Assumptions

Assumptions#

K-Means assumes that clusters are round/ball-shaped in the feature space.
Works well when clusters are circular (2D) or spherical (multi-dimensional).
If clusters are elongated, irregular, or non-linear (like moons or spirals), K-Means performs poorly.

👉 Example:

K-Means assumes that each cluster has a similar number of points.
If one cluster is very large and another is very small, K-Means tends to misclassify the smaller one.

👉 Example: In customer segmentation, if 95% are young customers and 5% are elderly, K-Means may “ignore” the smaller group.

The algorithm assumes all clusters have roughly the same variance (density).
If one cluster is dense and another is sparse, the centroid updates can become biased.

K-Means implicitly assumes that clusters can be separated using straight lines (decision boundaries).
It struggles with overlapping clusters or clusters with complex boundaries.

👉 Example: It cannot separate spiral-shaped data.

K-Means minimizes squared Euclidean distances, so it assumes that:
- Features are on the same scale (standardization is important).
- The geometry of the feature space is meaningful.
If features are on very different scales (e.g., income in lakhs vs. age in years), results will be distorted.

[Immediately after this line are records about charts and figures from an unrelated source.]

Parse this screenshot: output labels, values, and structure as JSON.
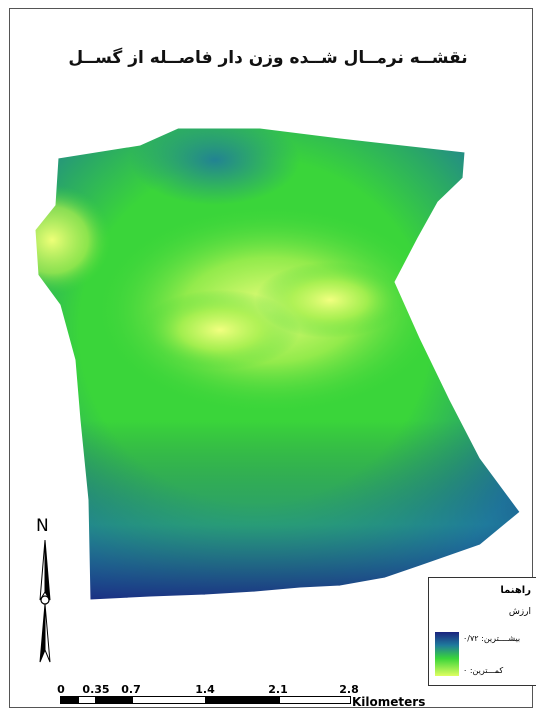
{
  "map": {
    "title": "نقشــه نرمــال شــده وزن دار فاصــله از گســل"
  },
  "north_arrow": {
    "label": "N",
    "icon": "north-arrow-icon"
  },
  "legend": {
    "title": "راهنما",
    "field": "ارزش",
    "high_label": "بیشــــترین: ۰/۷۲",
    "low_label": "کمـــترین: ۰",
    "ramp_colors": [
      "#1a237e",
      "#1f7a9c",
      "#3ad53a",
      "#dfff60"
    ]
  },
  "scale_bar": {
    "unit": "Kilometers",
    "labels": [
      "0",
      "0.35",
      "0.7",
      "1.4",
      "2.1",
      "2.8"
    ]
  },
  "colors": {
    "low": "#dfff60",
    "mid": "#3ad53a",
    "high": "#1a237e"
  }
}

Summary Table of Assumptions

Assumption	Meaning	Limitation if Violated
Spherical Clusters	Clusters are round/convex	Poor results with irregular shapes
Similar Size	Each cluster has similar number of points	Small clusters ignored
Equal Density	Same spread/variance across clusters	Sparse clusters misclassified
Linear Separability	Can be divided by straight lines	Complex shapes not captured
Euclidean Distance	Distance is meaningful, features scaled	Different scales distort results
Known K	Number of clusters must be predefined	Wrong K → poor clustering
No Outliers	Data is relatively clean	Outliers distort centroids

In short: K-Means works best when clusters are spherical, equal-sized, equally dense, well-separated, and features are scaled properly.